Sunday, August 25, 2019

It might be bad, but it's better than cancer.

Cancer is not the worst thing to ever happen to me, it is just the most unjust.

I have entered into a world where people confide in me their small complaints or woes and then immediately get a look of pity on their face and tell me they should feel grateful since I'm going through so much more. I don't like that. I hate the pitying looks but more than that I don't like having to remind people that we all are allowed to experience the pains of life without feeling guilty that someone else's pains are worse.

Cancer was not the worst thing to happen to me. It just happened to happen at a point in my life where I was beginning to feel like the worst things were behind me. I left behind an abusive childhood. I left behind an abusive spouse. I was leaving behind the self loathing and fears and doubts. I had finally found a place in life where I was not constantly afraid. After spending more than 30 years being constantly afraid, on alert, ever vigilant and ready to hide, I was spending my first days on Earth relaxed.

And then I got cancer.

The fear I live in now is worse because I had those precious months of not being afraid at all. I had left behind my survival instincts.

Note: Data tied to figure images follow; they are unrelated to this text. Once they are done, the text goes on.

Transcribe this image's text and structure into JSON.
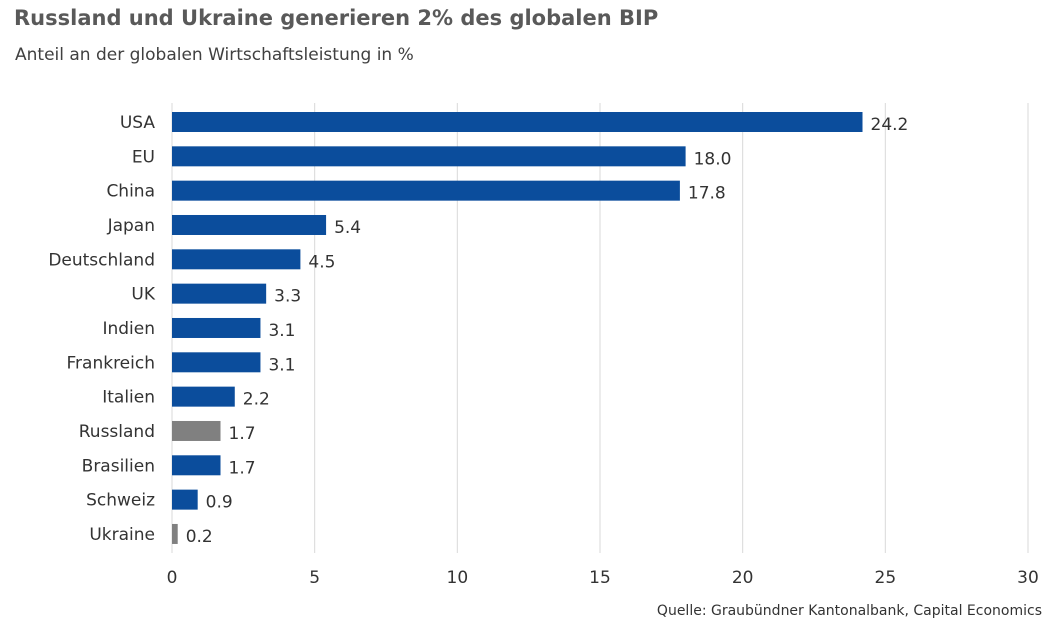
{
  "chart_data": {
    "type": "bar",
    "orientation": "horizontal",
    "title": "Russland und Ukraine generieren 2% des globalen BIP",
    "subtitle": "Anteil an der globalen Wirtschaftsleistung in %",
    "source": "Quelle: Graubündner Kantonalbank, Capital Economics",
    "categories": [
      "USA",
      "EU",
      "China",
      "Japan",
      "Deutschland",
      "UK",
      "Indien",
      "Frankreich",
      "Italien",
      "Russland",
      "Brasilien",
      "Schweiz",
      "Ukraine"
    ],
    "values": [
      24.2,
      18.0,
      17.8,
      5.4,
      4.5,
      3.3,
      3.1,
      3.1,
      2.2,
      1.7,
      1.7,
      0.9,
      0.2
    ],
    "value_labels": [
      "24.2",
      "18.0",
      "17.8",
      "5.4",
      "4.5",
      "3.3",
      "3.1",
      "3.1",
      "2.2",
      "1.7",
      "1.7",
      "0.9",
      "0.2"
    ],
    "highlighted": [
      "Russland",
      "Ukraine"
    ],
    "xlim": [
      0,
      30
    ],
    "xticks": [
      0,
      5,
      10,
      15,
      20,
      25,
      30
    ],
    "xlabel": "",
    "ylabel": "",
    "grid": "vertical",
    "legend": "none",
    "colors": {
      "default_bar": "#0b4d9c",
      "highlight_bar": "#808080",
      "grid": "#d9d9d9"
    }
  }
}
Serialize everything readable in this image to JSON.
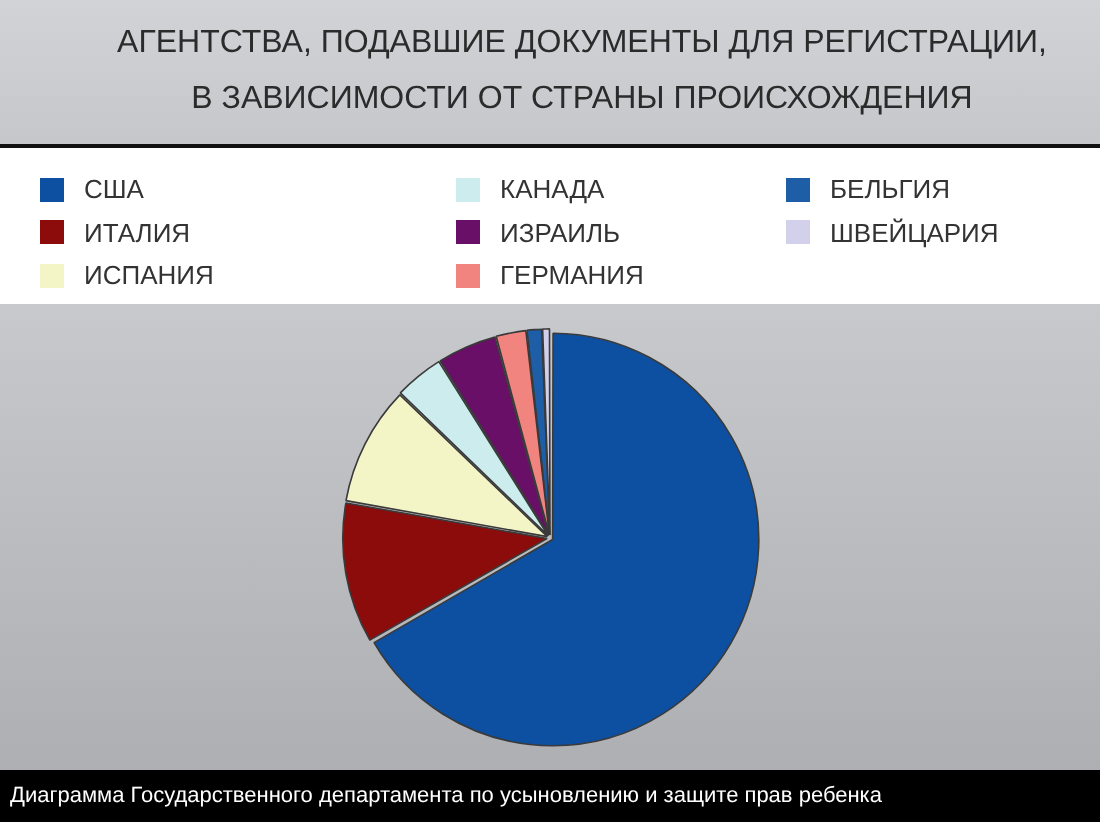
{
  "chart_data": {
    "type": "pie",
    "title": "АГЕНТСТВА, ПОДАВШИЕ ДОКУМЕНТЫ ДЛЯ РЕГИСТРАЦИИ,\nВ ЗАВИСИМОСТИ ОТ СТРАНЫ ПРОИСХОЖДЕНИЯ",
    "categories": [
      "США",
      "ИТАЛИЯ",
      "ИСПАНИЯ",
      "КАНАДА",
      "ИЗРАИЛЬ",
      "ГЕРМАНИЯ",
      "БЕЛЬГИЯ",
      "ШВЕЙЦАРИЯ"
    ],
    "values": [
      66.7,
      11.1,
      9.4,
      3.9,
      4.7,
      2.4,
      1.2,
      0.6
    ],
    "colors": [
      "#0d4fa1",
      "#8c0c0c",
      "#f4f5c6",
      "#cdecee",
      "#690f68",
      "#f28480",
      "#1e5ea6",
      "#d2d0ea"
    ],
    "legend": "top",
    "annotations": [
      "Диаграмма Государственного департамента по усыновлению и защите прав ребенка"
    ]
  }
}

What a cruel, cruel world we live in. I'm sorry your car broke down, or your dog is sick, or your spouse hit you, or your mother neglected you, or any of the million things you find hard to bear but better than having cancer. I'm sorry you're going through all of these things because I've been through all of them too. I know the hard truth is that we will go through all these awful, trying things and think one day that the world finally owes us a break. And then you get cancer.